When i add an else condition, the green checks shift (i.e., those that i got right become wrong, and those that were wrong become right).
Kindly help me understand where i am getting it wrong.

  **Your code so far**

function chunkArrayInGroups(arr, size) {
let arr2 = [];
  if(arr.length >= size) {
    for(let i = 0; i < arr.length + 1; i++) {
      arr2[i] = arr.splice(0, size);
  } else {
  return arr2;

console.log(chunkArrayInGroups([0, 1, 2, 3, 4, 5, 6, 7, 8], 2));
  **Your browser information:**

User Agent is: Mozilla/5.0 (Windows NT 10.0; Win64; x64) AppleWebKit/537.36 (KHTML, like Gecko) Chrome/92.0.4515.107 Safari/537.36

Challenge: Chunky Monkey

Link to the challenge:

1 Like

Hi, Wairua)

One of the things that helped me was to add “=” to this part:

(let i = 0; i <= arr.length + 1; i++)

Still, your code didn’t pass one of the tests when we have one number left. I see you tried to use else for this, but if you would run your code on Python Tutor, you would see your code passes the else statement and goes right into return part, forgetting about the last number.

I managed to pass all the tests with your code after deleting the else statement and adding another if statement to check if the arr argument is of length 1.


1 Like

thank you for the feedback.

Think about the logic you have here:

* if arr is longer than size,
  * loop over arr, incrementing an index based on the length of arr,
    * remove a part of arr and stick it on the end of a new array.
  * end the loop.
* if arr *is not* longer than size, copy into a new member of that new array.

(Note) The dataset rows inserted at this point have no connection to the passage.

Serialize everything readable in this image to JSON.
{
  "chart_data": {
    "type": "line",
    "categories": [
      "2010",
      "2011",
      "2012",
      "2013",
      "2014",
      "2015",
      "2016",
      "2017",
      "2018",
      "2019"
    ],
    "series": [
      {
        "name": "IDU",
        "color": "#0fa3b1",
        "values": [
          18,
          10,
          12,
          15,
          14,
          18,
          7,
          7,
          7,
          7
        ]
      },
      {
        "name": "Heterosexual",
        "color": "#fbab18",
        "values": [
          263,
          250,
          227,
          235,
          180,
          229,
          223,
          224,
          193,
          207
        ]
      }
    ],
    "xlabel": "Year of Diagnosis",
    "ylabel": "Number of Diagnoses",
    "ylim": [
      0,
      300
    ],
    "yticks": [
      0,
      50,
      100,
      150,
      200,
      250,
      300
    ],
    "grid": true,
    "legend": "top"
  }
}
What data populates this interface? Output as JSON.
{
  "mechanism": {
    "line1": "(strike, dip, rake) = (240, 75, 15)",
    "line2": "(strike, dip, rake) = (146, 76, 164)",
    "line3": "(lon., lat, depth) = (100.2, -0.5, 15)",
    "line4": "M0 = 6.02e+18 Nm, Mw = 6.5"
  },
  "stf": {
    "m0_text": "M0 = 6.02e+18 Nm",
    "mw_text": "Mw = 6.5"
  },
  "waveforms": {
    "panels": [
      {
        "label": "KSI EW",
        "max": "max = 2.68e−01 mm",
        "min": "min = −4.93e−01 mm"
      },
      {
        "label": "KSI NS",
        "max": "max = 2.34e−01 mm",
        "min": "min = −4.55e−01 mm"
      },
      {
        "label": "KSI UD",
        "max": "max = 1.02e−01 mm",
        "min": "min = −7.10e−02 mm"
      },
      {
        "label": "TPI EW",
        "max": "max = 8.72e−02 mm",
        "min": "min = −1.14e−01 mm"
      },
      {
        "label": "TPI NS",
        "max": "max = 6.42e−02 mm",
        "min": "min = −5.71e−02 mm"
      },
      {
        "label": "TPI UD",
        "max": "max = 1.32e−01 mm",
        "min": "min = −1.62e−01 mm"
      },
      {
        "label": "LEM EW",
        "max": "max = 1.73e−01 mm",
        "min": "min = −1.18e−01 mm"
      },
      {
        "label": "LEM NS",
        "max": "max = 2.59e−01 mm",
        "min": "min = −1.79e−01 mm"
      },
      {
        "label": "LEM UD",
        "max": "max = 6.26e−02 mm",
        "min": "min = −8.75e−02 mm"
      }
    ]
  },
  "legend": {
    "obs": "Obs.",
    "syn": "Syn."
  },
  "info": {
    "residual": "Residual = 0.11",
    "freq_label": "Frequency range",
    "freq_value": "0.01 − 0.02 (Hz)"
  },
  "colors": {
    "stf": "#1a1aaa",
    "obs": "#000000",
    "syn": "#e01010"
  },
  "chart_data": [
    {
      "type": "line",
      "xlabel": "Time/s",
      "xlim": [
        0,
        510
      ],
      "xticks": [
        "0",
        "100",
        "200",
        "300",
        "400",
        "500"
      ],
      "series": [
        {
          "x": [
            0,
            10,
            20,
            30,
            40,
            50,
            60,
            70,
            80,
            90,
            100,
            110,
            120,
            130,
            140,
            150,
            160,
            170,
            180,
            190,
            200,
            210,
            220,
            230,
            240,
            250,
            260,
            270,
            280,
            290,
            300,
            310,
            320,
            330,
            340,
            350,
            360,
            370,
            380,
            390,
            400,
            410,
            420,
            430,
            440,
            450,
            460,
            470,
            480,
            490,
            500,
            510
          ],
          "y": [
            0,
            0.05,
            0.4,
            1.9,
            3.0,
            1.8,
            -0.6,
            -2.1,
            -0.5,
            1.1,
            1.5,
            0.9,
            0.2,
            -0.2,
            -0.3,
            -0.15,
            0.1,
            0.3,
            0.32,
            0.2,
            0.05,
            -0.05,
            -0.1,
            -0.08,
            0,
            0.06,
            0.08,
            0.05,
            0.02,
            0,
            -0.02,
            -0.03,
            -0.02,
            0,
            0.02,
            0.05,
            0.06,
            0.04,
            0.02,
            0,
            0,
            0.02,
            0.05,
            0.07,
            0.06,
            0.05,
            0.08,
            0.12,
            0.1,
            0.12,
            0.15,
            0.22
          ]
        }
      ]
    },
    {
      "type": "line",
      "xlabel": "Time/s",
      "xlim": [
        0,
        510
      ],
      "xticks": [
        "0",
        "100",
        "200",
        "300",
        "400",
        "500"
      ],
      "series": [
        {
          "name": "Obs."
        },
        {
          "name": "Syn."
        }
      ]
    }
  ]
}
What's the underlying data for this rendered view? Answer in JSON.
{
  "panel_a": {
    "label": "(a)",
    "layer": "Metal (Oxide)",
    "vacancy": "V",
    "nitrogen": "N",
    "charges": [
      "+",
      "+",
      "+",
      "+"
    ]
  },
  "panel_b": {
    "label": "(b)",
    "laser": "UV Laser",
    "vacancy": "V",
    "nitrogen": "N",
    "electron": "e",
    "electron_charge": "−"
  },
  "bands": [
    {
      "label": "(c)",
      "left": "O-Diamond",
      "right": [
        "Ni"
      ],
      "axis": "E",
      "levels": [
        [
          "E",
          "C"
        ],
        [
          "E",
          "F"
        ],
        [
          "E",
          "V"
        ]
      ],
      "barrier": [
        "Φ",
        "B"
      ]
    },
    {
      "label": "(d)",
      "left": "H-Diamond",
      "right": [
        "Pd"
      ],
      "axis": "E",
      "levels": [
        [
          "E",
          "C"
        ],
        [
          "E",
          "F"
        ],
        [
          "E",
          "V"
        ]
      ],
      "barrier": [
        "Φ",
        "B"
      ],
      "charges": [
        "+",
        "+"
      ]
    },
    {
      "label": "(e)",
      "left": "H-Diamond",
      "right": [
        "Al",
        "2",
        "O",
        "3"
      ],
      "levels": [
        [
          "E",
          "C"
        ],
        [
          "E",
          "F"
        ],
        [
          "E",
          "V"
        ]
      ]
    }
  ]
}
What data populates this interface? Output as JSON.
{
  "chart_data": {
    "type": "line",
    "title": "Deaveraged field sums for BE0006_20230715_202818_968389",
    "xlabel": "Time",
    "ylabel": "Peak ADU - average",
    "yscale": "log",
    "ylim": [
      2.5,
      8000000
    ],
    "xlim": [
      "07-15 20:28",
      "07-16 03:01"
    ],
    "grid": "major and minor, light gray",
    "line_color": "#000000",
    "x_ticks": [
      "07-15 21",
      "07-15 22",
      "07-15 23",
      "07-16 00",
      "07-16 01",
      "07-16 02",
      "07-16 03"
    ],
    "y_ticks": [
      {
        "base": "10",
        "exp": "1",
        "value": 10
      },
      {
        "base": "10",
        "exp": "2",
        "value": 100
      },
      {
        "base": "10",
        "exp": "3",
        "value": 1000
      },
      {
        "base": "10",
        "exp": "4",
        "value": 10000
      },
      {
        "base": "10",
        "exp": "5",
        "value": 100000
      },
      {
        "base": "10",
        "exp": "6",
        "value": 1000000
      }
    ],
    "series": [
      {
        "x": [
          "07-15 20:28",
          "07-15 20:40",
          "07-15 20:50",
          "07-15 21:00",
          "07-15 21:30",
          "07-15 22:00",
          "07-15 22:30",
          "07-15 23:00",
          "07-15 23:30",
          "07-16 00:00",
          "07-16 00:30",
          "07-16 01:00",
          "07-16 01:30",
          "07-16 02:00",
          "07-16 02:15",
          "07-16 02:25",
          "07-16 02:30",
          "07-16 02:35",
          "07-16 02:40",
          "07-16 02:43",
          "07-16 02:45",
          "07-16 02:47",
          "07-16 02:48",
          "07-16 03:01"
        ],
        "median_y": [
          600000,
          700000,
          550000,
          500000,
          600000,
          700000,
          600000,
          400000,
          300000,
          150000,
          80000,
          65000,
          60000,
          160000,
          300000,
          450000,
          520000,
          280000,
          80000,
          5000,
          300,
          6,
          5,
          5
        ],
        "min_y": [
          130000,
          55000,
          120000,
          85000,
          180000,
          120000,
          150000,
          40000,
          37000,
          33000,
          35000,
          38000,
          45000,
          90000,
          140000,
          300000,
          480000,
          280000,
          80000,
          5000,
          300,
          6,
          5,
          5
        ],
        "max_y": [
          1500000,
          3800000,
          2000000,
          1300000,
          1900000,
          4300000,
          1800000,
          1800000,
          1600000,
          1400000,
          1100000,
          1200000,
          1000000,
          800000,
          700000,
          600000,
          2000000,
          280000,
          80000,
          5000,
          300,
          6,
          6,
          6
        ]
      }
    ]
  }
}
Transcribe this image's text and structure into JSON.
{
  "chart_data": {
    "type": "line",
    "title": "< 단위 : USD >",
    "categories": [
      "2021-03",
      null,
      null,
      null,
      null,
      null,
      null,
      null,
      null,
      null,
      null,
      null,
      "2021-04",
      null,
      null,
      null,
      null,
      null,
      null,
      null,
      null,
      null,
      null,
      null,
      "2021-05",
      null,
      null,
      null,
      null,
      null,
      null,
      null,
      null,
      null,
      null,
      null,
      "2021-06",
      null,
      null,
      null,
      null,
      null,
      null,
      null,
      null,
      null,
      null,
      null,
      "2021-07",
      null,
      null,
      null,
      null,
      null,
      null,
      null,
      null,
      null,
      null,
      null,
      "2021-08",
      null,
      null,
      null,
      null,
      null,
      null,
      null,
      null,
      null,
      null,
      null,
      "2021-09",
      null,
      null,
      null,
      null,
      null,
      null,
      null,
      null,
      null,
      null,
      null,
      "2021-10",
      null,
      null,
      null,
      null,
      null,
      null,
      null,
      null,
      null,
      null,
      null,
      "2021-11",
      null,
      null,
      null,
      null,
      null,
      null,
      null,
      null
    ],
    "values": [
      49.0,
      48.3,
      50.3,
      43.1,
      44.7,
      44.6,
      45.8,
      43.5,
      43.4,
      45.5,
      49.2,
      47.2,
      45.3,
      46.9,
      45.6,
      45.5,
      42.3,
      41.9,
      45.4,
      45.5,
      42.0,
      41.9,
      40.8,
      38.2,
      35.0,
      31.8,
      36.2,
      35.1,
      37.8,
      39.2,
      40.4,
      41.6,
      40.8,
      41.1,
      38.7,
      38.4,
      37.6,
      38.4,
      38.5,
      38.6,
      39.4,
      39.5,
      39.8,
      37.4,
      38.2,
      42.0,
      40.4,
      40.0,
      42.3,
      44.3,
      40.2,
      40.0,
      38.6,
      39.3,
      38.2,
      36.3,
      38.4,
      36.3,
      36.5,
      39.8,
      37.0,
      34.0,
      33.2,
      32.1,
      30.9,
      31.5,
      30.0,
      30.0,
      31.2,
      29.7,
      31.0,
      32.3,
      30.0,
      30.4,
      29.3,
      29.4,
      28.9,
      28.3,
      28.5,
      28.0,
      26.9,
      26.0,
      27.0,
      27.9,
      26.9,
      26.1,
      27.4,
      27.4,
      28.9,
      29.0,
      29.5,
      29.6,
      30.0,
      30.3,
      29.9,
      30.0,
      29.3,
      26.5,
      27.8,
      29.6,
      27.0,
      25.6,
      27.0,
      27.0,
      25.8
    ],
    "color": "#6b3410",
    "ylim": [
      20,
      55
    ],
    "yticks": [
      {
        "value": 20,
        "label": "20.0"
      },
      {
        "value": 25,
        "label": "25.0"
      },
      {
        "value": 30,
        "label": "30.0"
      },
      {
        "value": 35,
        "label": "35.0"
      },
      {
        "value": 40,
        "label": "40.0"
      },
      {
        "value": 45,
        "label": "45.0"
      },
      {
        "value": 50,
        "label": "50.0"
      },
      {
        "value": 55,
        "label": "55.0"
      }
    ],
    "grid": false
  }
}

Now, there are some interesting moving parts here, some of which are turning my brain inside out. For example, i is incrementing till it meets arr.length-1 … But arr.length is also a moving target, and i is being used in reference to arr2 while getting its reference from arr

It’s not necessarily wrong, but it’s kind of convoluted. You’re right, you need to loop over that arr and pull off bits, but consider this one:

* while there is anything in arr,
   * pull off a chunk of arr up to size in length, and append it as a nested array to arr2.

That takes care of the looping, and the if/else.


you’re a 'lifesaver! thank you. I was stuck here for over a day trying to understand what is wrong.
If I may ask, what circumstances warrant for the use of a while loop over a for-loop?

1 Like

A for loop is great when you’re iterating a known number of times. For example, if you were to calculate the maximum number of chunks in advance (say, round up arr.length divided by size), you might use a loop - as you have a known exit condition.

If, on the other hand, you want to loop until a given condition is met, while is your tool. For example, suppose you want to allow a user to type one of three words at a prompt. While user input is not one of those words, keep looping. How many times? As many as it takes until that exit condition, which can change inside the while is met.

Generally, a for loop is used to represent a known, finite series of iterations, but a while is an unknown, potentially endless loop. Games often use while loops, as it isn’t known how many rounds a player might last.